Why Marketing Feels So Hard and How to Make It Feel Human Again
For many indie creators — writers, artists, small publishers — marketing isn’t just difficult. It feels wrong.
Not because we don’t understand the mechanics. But because the language of marketing often clashes with the reasons we create in the first place.
We write to explore, to remember, to make sense of things.
Marketing asks us to perform, to optimize, to repeat ourselves loudly.
No wonder it feels heavy.
The Quiet Resistance to “Selling Yourself”
Marketing is supposed to be about visibility. But for many creatives, visibility feels uncomfortably close to exposure.
There’s a fear underneath the resistance:
What if I talk about my work and it sounds arrogant?
What if I simplify something that took years to make?
What if the work is dismissed before it’s truly seen?
So we delay.
We post half-heartedly.
We disappear for weeks, then feel guilty for not being “consistent.”
This isn’t laziness. It’s a mismatch of values.
When Marketing Becomes a Mask
Most marketing advice pushes toward polish and certainty:
- Speak confidently.
- Position yourself clearly.
- Repeat the same message again and again
But creative work is rarely neat. It’s exploratory, uncertain, full of edges.
When marketing asks us to sound finished while we still feel in progress, it creates friction. The result?
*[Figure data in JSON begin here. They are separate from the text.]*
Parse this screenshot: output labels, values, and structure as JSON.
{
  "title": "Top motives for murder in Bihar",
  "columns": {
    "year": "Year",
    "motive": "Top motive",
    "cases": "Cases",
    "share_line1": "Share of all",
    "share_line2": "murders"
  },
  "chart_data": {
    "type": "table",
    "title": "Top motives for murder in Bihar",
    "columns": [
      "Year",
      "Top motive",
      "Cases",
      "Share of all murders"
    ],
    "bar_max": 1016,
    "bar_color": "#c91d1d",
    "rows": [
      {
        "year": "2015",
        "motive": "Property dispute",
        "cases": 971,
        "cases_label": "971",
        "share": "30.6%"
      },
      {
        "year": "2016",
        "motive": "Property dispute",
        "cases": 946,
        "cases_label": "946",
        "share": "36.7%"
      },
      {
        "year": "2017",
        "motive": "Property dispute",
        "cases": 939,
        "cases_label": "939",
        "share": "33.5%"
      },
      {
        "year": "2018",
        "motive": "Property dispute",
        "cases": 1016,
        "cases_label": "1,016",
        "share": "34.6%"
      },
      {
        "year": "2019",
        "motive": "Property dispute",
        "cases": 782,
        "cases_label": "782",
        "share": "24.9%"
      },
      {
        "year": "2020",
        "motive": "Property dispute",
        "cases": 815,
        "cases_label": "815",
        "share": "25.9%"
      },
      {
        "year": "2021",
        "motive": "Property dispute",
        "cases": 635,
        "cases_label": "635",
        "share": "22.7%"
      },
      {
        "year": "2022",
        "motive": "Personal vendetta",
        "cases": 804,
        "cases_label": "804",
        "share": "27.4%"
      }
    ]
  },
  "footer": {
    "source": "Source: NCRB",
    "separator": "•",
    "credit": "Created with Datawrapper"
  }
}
Marketing starts to feel like wearing a mask that doesn’t quite fit.
Reframing Marketing as Conversation
What if marketing didn’t mean convincing?
What if it simply meant inviting?
At its most human, marketing is not persuasion. It’s context.
It’s saying:
Here’s what I’m working through.
Here’s what this piece came from.
Here’s why this story mattered to me.
When framed this way, marketing becomes closer to storytelling, not separate from it.
Sharing Process, Not Just Outcomes
Readers don’t connect only with finished books. They connect with the questions behind them.
Instead of:
“Buy my book.”
Try:
“This story came from a fear I didn’t know how to name.”
“I rewrote this chapter twelve times before it finally felt honest.”
“This book exists because I couldn’t stop thinking about this one moment.”
Process builds trust. Perfection creates distance.
Letting Smallness Be Enough
Another reason marketing feels hard? We’re taught to think in terms of scale.
More followers.
More reach.
More conversions.
But meaningful work doesn’t need mass attention to matter.
A small, engaged circle — people who read closely, respond thoughtfully, return — is not a failure of marketing. It’s often a sign of alignment.
Human marketing values resonance over reach.
Making Marketing Feel Human Again
Marketing starts to feel lighter when:
You speak the way you’d speak to one attentive reader.
You allow uncertainty instead of pretending mastery.
You share fragments, not slogans.
You show up regularly, but imperfectly.
It doesn’t have to be loud. It doesn’t have to be constant. It doesn’t have to feel like a performance. It only needs to feel true.
A Different Measure of Success
Instead of asking:
Did this post perform well?
Try asking:
Did this sound like me?
Did it create recognition rather than pressure?
Did it invite someone in, rather than shout at them?
When marketing aligns with your values, it stops draining you. It starts sustaining you.
And slowly, quietly, it becomes what it was meant to be all along: A bridge between the work you make and the people it’s meant for.